Because genomic stability is clearly due to one-carbon metabolism, base pair changes, DNA methylation, and amino acid substitutions that differentiate the cell types of individuals in all species, the genomic stability of all species is obviously nutrient-dependent and pheromone-controlled. This means that species do not arise from mutations and natural selection that somehow lead to evolution. It also means that cancers do not evolve. Cancers arise due to errors in protein folding that lead to genomic instability in cancerous cells. However, as these authors have shown via the mouse model of human breast cancer, atypical DNA methylation may lead to mutations.
Two questions arise:
1) What causes the mutations in breast cancer?
2) Why are the mutations not found in healthy (ecologically adapted) mammary tissue?

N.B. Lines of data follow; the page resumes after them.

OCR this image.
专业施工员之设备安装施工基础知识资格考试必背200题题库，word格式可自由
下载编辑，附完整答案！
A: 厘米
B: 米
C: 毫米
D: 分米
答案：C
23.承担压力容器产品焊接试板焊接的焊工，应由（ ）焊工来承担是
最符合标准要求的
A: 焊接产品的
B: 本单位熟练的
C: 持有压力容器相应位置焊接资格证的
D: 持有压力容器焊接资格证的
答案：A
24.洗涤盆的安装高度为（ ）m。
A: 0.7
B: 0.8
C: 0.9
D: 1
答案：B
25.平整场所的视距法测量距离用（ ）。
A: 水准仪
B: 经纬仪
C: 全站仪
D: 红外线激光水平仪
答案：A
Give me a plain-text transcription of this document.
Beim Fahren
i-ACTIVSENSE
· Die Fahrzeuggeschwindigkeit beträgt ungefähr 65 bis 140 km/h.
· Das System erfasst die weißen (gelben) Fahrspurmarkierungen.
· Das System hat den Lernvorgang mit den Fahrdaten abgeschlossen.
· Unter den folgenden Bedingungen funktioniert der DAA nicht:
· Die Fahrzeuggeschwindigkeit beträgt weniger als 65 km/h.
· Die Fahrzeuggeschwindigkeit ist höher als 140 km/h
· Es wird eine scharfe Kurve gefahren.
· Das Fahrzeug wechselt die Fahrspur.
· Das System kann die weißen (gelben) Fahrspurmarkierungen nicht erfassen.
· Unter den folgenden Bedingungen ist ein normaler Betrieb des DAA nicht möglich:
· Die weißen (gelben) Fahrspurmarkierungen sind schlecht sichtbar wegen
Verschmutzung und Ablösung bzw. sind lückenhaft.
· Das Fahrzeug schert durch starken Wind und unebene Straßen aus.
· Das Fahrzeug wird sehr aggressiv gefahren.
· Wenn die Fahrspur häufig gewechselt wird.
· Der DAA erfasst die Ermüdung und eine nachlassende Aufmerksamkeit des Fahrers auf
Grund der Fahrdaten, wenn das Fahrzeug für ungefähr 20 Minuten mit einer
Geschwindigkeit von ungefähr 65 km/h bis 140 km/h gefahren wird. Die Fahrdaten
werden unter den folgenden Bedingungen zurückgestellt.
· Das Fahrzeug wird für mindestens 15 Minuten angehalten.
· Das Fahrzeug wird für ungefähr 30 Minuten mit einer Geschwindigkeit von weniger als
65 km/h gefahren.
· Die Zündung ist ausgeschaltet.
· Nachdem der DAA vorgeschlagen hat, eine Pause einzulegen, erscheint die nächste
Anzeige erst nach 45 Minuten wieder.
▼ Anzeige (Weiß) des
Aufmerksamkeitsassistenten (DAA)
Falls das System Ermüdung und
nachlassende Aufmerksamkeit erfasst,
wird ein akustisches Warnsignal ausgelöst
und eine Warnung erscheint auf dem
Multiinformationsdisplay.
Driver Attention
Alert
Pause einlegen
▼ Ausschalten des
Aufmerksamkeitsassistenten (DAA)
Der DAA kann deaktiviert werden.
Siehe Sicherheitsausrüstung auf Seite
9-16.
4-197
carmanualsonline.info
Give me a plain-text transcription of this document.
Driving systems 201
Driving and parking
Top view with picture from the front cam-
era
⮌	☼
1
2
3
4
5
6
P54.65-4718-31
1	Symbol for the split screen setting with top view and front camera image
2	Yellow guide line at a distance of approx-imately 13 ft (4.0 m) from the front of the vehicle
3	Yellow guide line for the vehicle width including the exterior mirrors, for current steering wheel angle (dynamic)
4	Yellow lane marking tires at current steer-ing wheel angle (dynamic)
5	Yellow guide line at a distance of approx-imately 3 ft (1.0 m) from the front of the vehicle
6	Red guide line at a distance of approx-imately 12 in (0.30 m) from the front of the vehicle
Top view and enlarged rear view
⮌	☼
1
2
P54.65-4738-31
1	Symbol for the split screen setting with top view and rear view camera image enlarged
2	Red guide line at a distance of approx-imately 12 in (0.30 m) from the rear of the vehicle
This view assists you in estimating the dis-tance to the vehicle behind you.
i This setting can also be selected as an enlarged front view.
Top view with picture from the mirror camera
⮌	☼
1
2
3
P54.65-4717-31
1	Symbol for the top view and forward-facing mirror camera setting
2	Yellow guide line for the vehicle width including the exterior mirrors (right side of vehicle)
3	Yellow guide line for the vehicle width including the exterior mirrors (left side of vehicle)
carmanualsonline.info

There are now many articles that link obesity to increased cancer risk. If cancers do not evolve, but are like healthy ecologically-adapted tissues, excess caloric intake probably perturbs one-carbon metabolism and causes base pair changes that lead to atypical DNA methylation, which destabilizes the healthy genome. Given what is currently known about transgenerational epigenetic inheritance, it should be clear why breast cancer — and sometimes other cancers — tend to run in families. In those families, dietary management to avoid obesity and disease might be more beneficial than anything else a woman could do to avoid breast cancer.